The book that revolutionized the world by introducing braille is a highlight of the Perkins Archive collection.

Louis Braille's 1829 book, “Procedure for Writing Words, Music, and Plainsong in Dots,” introduced braille to the world and brought the power of literacy to generations of people who are blind.

There are over 1,000 embossed books in the Perkins Archive collection – but only one of them is arguably the most famous and historically important braille book in the world.

It’s “Procedure for Writing Words, Music, and Plainsong in Dots,” written by Louis Braille, the creator of braille, when he was just 20 years old. Only six copies are known to exist.

But scarcity is not what makes the book so special.

This is the book that introduced braille to the world. In doing so, it launched an easy-to-use tactile alphabet that brought the power of literacy to generations of people who are blind. Braille also made the world more accessible, with the six-dot system eventually appearing on everything from menus to ATM keypads.

How “Procedure for Writing…” came to Perkins is a bit of a mystery, but Perkins Archivist Jen Hale thinks it may be possible Perkins’ first director, Samuel Gridley Howe, acquired it in Europe after the school’s founder, Dr. John Dix Fischer, sent him there to research blindness education.

 “We’re just incredibly lucky to have it,” she said. “It’s a rare, special book.”

Entitled “Procédé pour écrire les paroles, la musique et le plain-chant au moyen de point” in Braille’s native French, the book was published in 1829. In it, Braille acknowledges his debt to Charles Barbier, a French soldier who created a tactile, dot-based military code that could be read in the dark.

Braille then suggests an improved version of that code, “in which the signs take less room than those of Mr. Barbier, were of sufficient number to represent all the characters in ordinary writing, and could be applied to music and plainsong (religious chants),” he wrote.

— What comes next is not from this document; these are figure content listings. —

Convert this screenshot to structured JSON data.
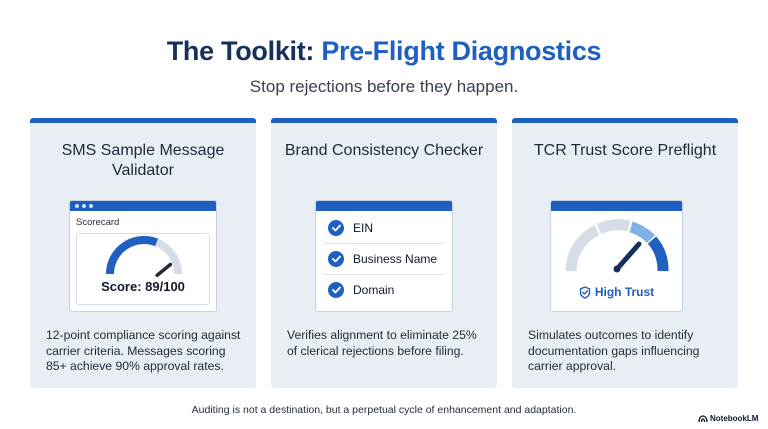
{
  "header": {
    "title_prefix": "The Toolkit: ",
    "title_accent": "Pre-Flight Diagnostics",
    "subtitle": "Stop rejections before they happen."
  },
  "colors": {
    "accent": "#1e5fbf",
    "title": "#17305a",
    "card_bg": "#e9eef5",
    "gauge_track": "#d6dde6",
    "gauge_light": "#7fb0e6"
  },
  "cards": [
    {
      "title": "SMS Sample Message Validator",
      "widget": {
        "label": "Scorecard",
        "score_text": "Score: 89/100",
        "score_value": 89,
        "score_max": 100
      },
      "description": "12-point compliance scoring against carrier criteria. Messages scoring 85+ achieve 90% approval rates."
    },
    {
      "title": "Brand Consistency Checker",
      "widget": {
        "checks": [
          "EIN",
          "Business Name",
          "Domain"
        ]
      },
      "description": "Verifies alignment to eliminate 25% of clerical rejections before filing."
    },
    {
      "title": "TCR Trust Score Preflight",
      "widget": {
        "status_text": "High Trust",
        "status_icon": "shield-check-icon"
      },
      "description": "Simulates outcomes to identify documentation gaps influencing carrier approval."
    }
  ],
  "footer": {
    "text": "Auditing is not a destination, but a perpetual cycle of enhancement and adaptation.",
    "brand": "NotebookLM"
  }
}
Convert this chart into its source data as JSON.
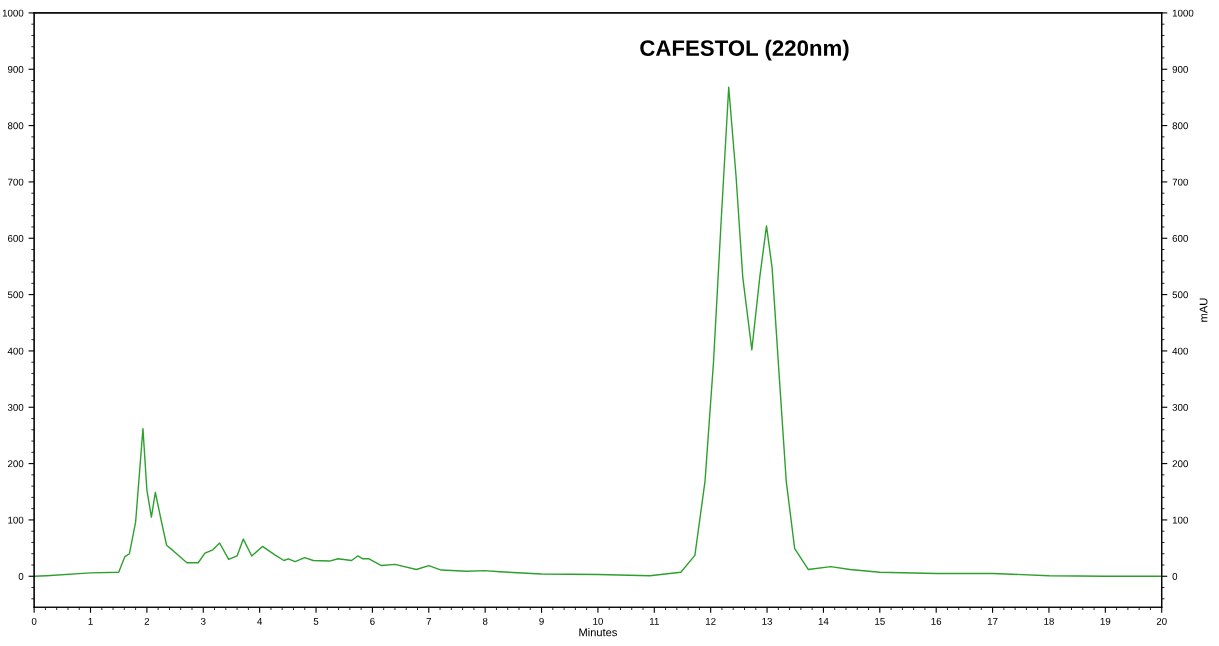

The braille introduced in the book isn’t the version we know today – it included dashes as well as dots. But recognizing that dashes were difficult to distinguish by touch from the dots, Braille dropped them in the second edition of the book.

Most of the book is written in an embossed, stylized version of the regular alphabet, which represented state-of-the-art accessible printing at the time. The type was produced by pressing wooden blocks with raised letters onto wet paper.

Braille, who himself was blind, did not live long enough to see the writing system he created become widely accepted. He suffered from tuberculosis and died in Paris in 1852.

However, the benefits of braille eventually won over the world. In 1854, France adopted braille as its official reading and writing system for people who are blind. And in 1878, the World Congress for the Blind followed – making braille the official alphabet for people with blindness worldwide.

“Even though it took a long time for people to accept it, it was embraced by the community that used it and needed it,” Hale said. “It speaks what a good job Braille did that it’s still used today.”

In 1952, more than a century after he published “Procedure for Writing Words, Music, and Plainsong in Dots,” Braille was reburied by the French government in the Pantheon in Paris, alongside other French national heroes.